COSMOS magazine


Share |


News

Biotech researcher takes PM's science prize

Wednesday, 17 November 2010
Cosmos Online

Single page print view

John Shine

John Shine, director of the Garvan Institute of Medical Research in Sydney has won the Prime Minister's Prize for Science.

Credit: Bearcage productions

SYDNEY: For discovering the five letters that would jump-start the biotech revolution, the director of the Garvan Institute of Medical Research in Sydney has won the Prime Minister's Prize for Science.

Three of Australia's top scientists and two teachers are to receive awards this evening at a black tie event at Parliament House in Canberra.

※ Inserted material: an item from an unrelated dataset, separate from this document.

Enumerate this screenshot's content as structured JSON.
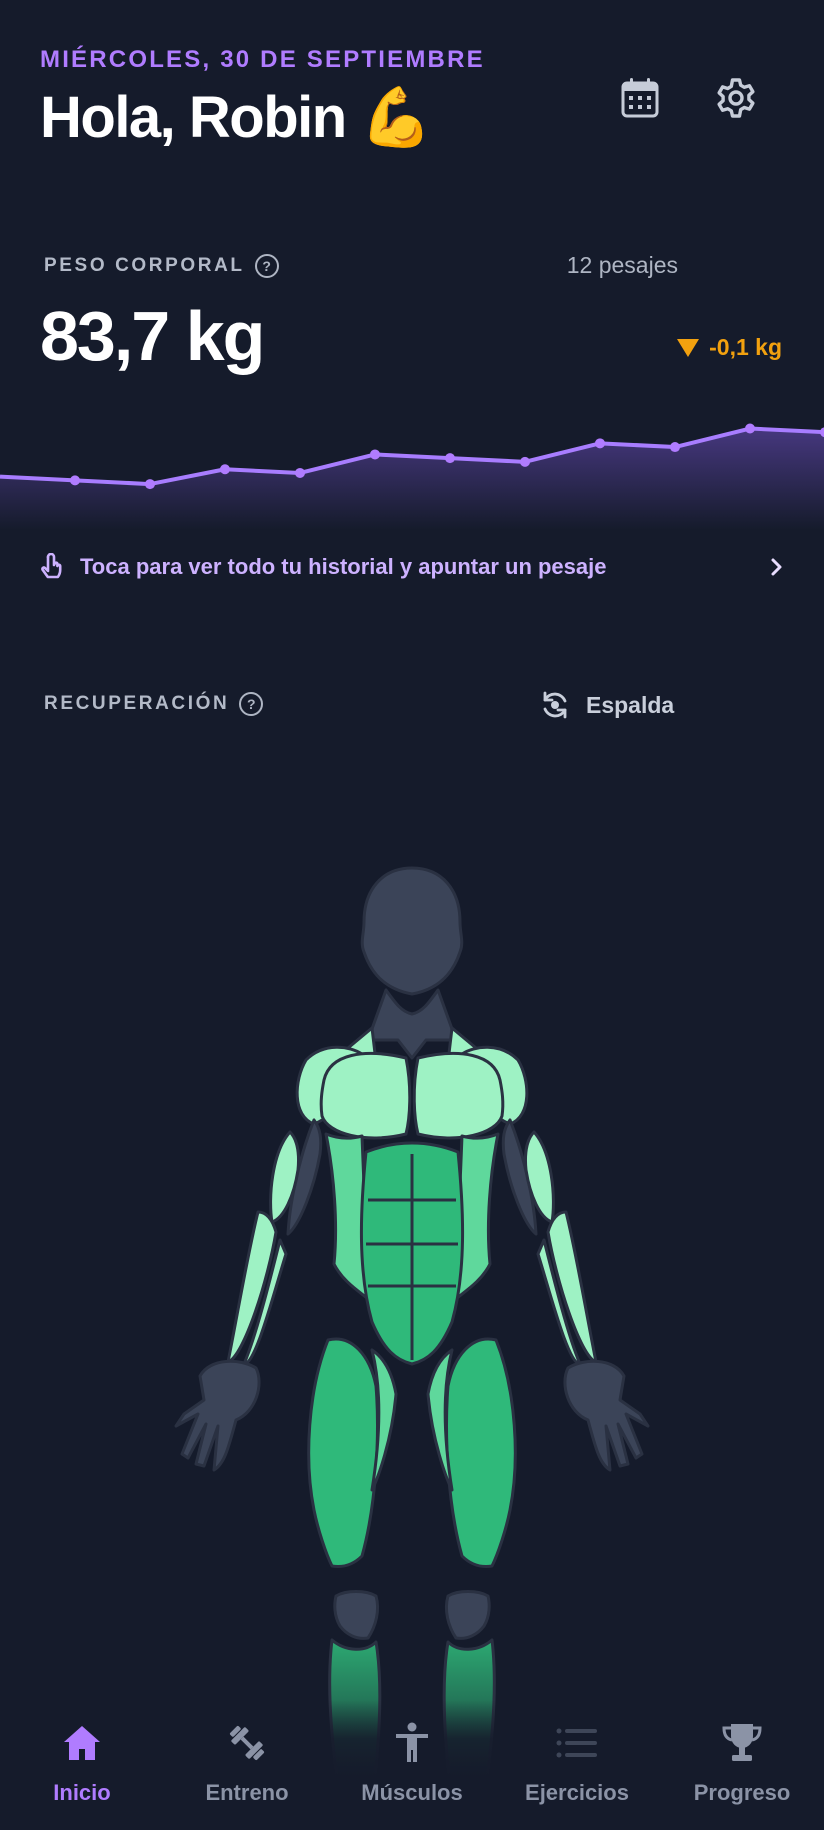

The recipients will medals, pins and cash prizes as large as $300,000 for promoting and furthering Australian science both on the world stage and at home. Every year the recipients are chosen from among hundreds of nominations by a select group of referees and judges following strict criteria.

Five letters to fame

John Shine, director of the Garvan Institute of Medical Research in Sydney, Australia, took out the top award, the Prime Minister's Prize for Science, highlighting an illustrious career in biotechnology and medical research.

Discovering the Shine-Dalgarno sequence in DNA - the five letters GGAGG, which he discovered during his doctorate - was only the beginning of the discoveries that have filled Shine's career. After discovering the sequence, which controls the production of proteins from DNA, he became the first person to clone a human hormone gene, cloning the human insulin gene and inserting it into a bacterial cell. This was an important step in jump-starting the biotechnology revolution and growing the Garvan Institute into a world leader in medical research.

"In the future any new drugs will be based on biotechnology approaches [with] biopharmaceuticals produced from small bacterial factories," said Shine.

The 'Mother fish'

The Malcolm McIntosh Prize for Physical Scientist of the Year has been awarded to palaeontologist and geologist Katherine Trinajstic of Curtin University in Perth, Western Australia. The award celebrates the work of a scientist in at the beginning of his or her career, within 10 years of completing their doctorate, for work in the field of physical science.

Finding the 'Mother fish' in the Gogo reef site in the Kimberly Ranges has been the highlight of her young career. The fossil fish is 380 million years old, with an umbilical cord and embryonic baby - the discovery pushed back the evolution of live bearing animals by 200 million years.

Now she's helping Chevron energy to develop methods for evaluating fossil fuel deposits and searching for more biomolecules - ancient samples of muscle and soft tissue - in her Gogo reef fossils.